Tuesday 1 September 2015

Life in the Pissant Swamp: Learning Technology as Utopia?

One of the things faculty at colleges and universities have at their disposal in these brave new days of the digital revolution are what are called learning management systems. I teach at two schools at the moment, SUNY Oneonta, which uses the Blackboard learning system, and SUNY Cobbleskill, which uses the Moodle learning system. Other schools, I am told, use other learning systems though Blackboard dominates the market with a 41% share.

I have used the Blackboard learning system off and on since 2008. I first learned to use it at SUNY Albany and used it to teach a number of online summer classes. It wasn't perfect. It was somewhat clunky. It worked, however, and was relatively easy to figure out how to use. Over the years Blackboard has become even easier to use in my opinion and compared to another now defunct learning system which I unsuccessfully tried to use once, Angel, a learning system that didn't allow me to write an assignment with 0 points, Blackboard was a teacher's delight.

Moodle, an open source learning system developed in Australia, and, as a result, a cheaper alternative to Blackboard, and which I have been learning about on the job since I was hired last Friday to teach courses at SUNY Cobleskill, is proving to be only marginally better than Angel in my opinion. I have several complaints about Moodle. First of all you have to make courses visible for students to see. I don't understand why visible isn't the default setting. Second, there is a message in Moodle that tells the user to go to the faculty orientation page to learn how to make courses visible.
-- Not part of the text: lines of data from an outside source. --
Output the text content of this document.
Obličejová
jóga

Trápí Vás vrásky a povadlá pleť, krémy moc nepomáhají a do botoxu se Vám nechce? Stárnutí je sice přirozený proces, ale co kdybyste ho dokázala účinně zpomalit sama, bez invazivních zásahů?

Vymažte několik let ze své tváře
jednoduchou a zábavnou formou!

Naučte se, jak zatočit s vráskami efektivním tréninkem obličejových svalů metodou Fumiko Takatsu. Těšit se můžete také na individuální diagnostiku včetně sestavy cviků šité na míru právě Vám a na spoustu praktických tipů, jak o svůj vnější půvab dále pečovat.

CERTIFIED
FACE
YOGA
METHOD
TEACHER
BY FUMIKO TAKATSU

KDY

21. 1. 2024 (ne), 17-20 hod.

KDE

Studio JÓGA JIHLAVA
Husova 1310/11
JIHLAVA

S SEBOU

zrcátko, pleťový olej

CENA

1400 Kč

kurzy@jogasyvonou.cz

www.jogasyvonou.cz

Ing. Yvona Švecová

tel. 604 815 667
When you go to the faculty orientation section, however, there are no instructions to be seen. I eventually learned how to do this by trial and error. Third, Moodle doesn't, as far as I can ascertain, have a mechanism by which you can increase font size. When I put my 12 point font syllabus in Moodle it suddenly became rather difficult to read because the font size is so small. As I said, I haven't figured our how or even if I can make the font size larger. Fourth, Moodle does not support Safari, my browser of choice. It does support Google's Chrome. Conspiracy theories anyone? Fifth, I went to Moodle this morning to see if students had begun to hand in assignments, some said they had, and the classes I spent hours frantically putting together had suddenly disappeared like a dissident in the USSR during the reign of Stalin. According to Cobleskill's IT experts Moodle is dropping some classes, mine among them, because of problems with the Banner and Moodle interface of grade rosters. As I write this blog, Moodle is still down for "unscheduled maintenance" some thirteen hours after I noticed that my classes had disappeared into the proverbial technological rabbit hole.

I remarked to IT when I noted that my classes had disappeared from Moodle that what had happened hardly inspires confidence in the system. It doesn't. They found such a statement "rude". Beyond damning me for my forthrightness their suggestion is that I make arrangements to use Blackboard or some other learning management system on my own. This is, to say the least impractical for a number of different practical reasons. The other more realistic option, of course, is the old tried and true one: I can have students hand in their assignments like we did in the old days, as hard copies. It is increasingly looking like that is the only real and viable option I have given the technical problems with Moodle.

Isn't technology wonderful? Can the best of all possible worlds be far behind?